The lawsuit, filed by the Southern Poverty Law Center (SPLC), details the Trump administration policy of sharing sponsor information with Immigration and Customs Enforcement, which led to the arrests of at least 170 people. Other potential sponsors were frightened off, eventually leading to a record number of kids—nearly 15,000—under U.S. custody.
One plaintiff in the lawsuit, a 14-year-old named “M.C.L,” fled Mexico after she was threatened at gunpoint. “The teen hoped to rejoin her mother in San Fernando.
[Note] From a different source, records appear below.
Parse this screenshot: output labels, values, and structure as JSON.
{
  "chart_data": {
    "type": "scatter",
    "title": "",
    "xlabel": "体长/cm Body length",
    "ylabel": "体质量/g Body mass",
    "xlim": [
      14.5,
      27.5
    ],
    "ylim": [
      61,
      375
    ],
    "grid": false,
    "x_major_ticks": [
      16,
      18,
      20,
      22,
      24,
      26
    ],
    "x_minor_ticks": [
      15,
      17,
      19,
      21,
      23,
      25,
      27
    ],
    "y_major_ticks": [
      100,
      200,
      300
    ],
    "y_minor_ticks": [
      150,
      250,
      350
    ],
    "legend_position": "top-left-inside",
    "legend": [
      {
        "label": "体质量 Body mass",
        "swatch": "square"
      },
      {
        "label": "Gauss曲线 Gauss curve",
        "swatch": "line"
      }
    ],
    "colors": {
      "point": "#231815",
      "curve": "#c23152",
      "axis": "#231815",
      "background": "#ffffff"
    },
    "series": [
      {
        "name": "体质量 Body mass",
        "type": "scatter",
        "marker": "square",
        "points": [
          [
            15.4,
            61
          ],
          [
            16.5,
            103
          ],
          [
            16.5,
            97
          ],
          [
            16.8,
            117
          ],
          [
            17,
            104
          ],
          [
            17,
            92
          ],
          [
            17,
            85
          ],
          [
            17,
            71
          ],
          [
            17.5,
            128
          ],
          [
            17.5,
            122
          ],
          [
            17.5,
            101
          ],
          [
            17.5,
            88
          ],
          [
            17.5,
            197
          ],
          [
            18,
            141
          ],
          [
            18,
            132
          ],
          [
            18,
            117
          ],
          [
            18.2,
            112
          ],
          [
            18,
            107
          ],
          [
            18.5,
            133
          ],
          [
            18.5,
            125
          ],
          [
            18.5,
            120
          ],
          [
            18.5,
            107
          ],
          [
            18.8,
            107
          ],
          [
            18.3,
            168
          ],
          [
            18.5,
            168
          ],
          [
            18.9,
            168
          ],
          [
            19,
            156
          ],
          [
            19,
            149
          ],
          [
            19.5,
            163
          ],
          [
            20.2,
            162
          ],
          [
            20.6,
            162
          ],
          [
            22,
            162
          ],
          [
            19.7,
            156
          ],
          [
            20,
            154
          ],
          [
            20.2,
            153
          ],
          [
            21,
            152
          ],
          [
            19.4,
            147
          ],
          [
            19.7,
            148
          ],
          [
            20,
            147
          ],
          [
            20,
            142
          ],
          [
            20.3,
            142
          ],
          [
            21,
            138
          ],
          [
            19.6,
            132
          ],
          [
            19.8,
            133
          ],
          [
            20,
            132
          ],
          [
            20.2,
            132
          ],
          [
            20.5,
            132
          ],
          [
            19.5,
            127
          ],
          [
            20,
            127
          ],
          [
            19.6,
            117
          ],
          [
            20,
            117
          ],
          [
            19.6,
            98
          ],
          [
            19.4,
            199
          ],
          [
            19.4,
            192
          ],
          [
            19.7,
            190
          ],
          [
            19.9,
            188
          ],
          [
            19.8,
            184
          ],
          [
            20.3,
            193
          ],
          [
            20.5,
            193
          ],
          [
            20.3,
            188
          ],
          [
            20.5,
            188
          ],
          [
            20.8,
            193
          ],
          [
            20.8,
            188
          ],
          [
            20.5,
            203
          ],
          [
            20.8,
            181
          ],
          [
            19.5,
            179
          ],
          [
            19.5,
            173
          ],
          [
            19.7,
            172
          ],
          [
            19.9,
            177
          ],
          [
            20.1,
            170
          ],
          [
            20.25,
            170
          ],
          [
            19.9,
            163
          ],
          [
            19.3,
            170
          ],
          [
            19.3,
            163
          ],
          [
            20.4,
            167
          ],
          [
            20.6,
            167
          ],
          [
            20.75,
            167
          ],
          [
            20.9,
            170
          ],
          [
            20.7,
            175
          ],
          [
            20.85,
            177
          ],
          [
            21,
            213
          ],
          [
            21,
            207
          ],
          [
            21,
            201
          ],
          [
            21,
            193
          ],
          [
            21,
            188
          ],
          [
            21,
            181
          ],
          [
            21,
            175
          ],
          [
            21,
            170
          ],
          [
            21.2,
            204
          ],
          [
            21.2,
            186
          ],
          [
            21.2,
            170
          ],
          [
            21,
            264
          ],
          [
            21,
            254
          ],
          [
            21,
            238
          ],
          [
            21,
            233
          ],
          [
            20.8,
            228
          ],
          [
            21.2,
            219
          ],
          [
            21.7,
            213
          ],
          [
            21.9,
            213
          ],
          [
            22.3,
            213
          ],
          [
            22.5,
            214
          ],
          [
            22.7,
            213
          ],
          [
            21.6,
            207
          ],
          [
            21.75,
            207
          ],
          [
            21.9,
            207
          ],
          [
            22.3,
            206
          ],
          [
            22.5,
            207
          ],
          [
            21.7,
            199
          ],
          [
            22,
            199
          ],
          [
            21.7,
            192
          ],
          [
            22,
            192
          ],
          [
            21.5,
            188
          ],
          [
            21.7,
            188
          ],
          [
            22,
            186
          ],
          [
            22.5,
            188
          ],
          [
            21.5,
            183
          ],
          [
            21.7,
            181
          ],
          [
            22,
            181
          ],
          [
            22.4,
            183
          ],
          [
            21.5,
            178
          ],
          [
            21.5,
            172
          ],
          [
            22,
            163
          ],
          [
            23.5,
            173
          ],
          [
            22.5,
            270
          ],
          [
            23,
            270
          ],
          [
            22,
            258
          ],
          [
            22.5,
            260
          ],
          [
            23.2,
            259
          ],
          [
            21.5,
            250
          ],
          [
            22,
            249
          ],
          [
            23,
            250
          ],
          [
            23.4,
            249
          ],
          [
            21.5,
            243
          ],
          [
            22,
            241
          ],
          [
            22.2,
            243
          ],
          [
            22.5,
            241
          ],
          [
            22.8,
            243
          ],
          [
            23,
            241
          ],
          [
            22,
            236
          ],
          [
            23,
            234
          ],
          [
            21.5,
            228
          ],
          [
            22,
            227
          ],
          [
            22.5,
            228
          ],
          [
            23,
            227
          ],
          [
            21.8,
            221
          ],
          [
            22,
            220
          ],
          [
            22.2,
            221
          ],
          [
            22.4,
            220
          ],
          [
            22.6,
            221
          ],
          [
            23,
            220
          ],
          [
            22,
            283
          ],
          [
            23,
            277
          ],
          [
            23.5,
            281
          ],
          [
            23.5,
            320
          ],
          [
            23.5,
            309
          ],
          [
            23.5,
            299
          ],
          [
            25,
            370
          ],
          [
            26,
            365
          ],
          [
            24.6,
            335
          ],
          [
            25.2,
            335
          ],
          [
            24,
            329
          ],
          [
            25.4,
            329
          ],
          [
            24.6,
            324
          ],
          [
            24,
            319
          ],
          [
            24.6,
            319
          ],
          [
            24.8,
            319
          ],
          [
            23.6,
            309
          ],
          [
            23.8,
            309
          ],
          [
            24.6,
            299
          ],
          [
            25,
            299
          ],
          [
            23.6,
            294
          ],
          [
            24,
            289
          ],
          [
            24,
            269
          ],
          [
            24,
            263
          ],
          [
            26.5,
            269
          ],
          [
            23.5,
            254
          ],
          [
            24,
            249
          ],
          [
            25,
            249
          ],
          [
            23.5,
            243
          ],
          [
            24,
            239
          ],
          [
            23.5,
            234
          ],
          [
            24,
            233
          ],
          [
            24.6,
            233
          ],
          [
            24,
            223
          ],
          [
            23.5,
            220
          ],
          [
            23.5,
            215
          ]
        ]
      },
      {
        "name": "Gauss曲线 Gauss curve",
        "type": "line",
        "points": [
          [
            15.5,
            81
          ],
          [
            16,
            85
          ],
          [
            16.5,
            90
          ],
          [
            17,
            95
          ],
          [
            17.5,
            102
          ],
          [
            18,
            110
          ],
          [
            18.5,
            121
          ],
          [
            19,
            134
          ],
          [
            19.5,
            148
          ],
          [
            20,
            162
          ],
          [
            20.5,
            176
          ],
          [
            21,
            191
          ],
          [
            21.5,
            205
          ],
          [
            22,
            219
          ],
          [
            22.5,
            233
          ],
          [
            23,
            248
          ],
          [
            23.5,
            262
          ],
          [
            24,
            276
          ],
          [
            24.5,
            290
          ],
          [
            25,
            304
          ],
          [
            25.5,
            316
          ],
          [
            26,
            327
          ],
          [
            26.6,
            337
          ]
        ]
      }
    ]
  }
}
Instead, she was taken to a shelter in Florida, a 2,350-capacity facility that was not subject to state licensure and corresponding child welfare inspections.” Following the closure of the prison camp in Tornillo, Texas, the Homestead, Florida, prison camp has become “the largest children’s detention facility in the nation.”
While the administration eventually backed down from the “unprecedented” policy late last year, there’s still a massive number of detained kids who have yet to be released to a family member or other sponsor. “We have over 10,000 children in custody right now because this administration is using them as bait,” said Mary Bauer of SPLC’s Immigrant Justice Project. “This deplorable, deliberate policy means that these children are languishing in detention for months at a time.”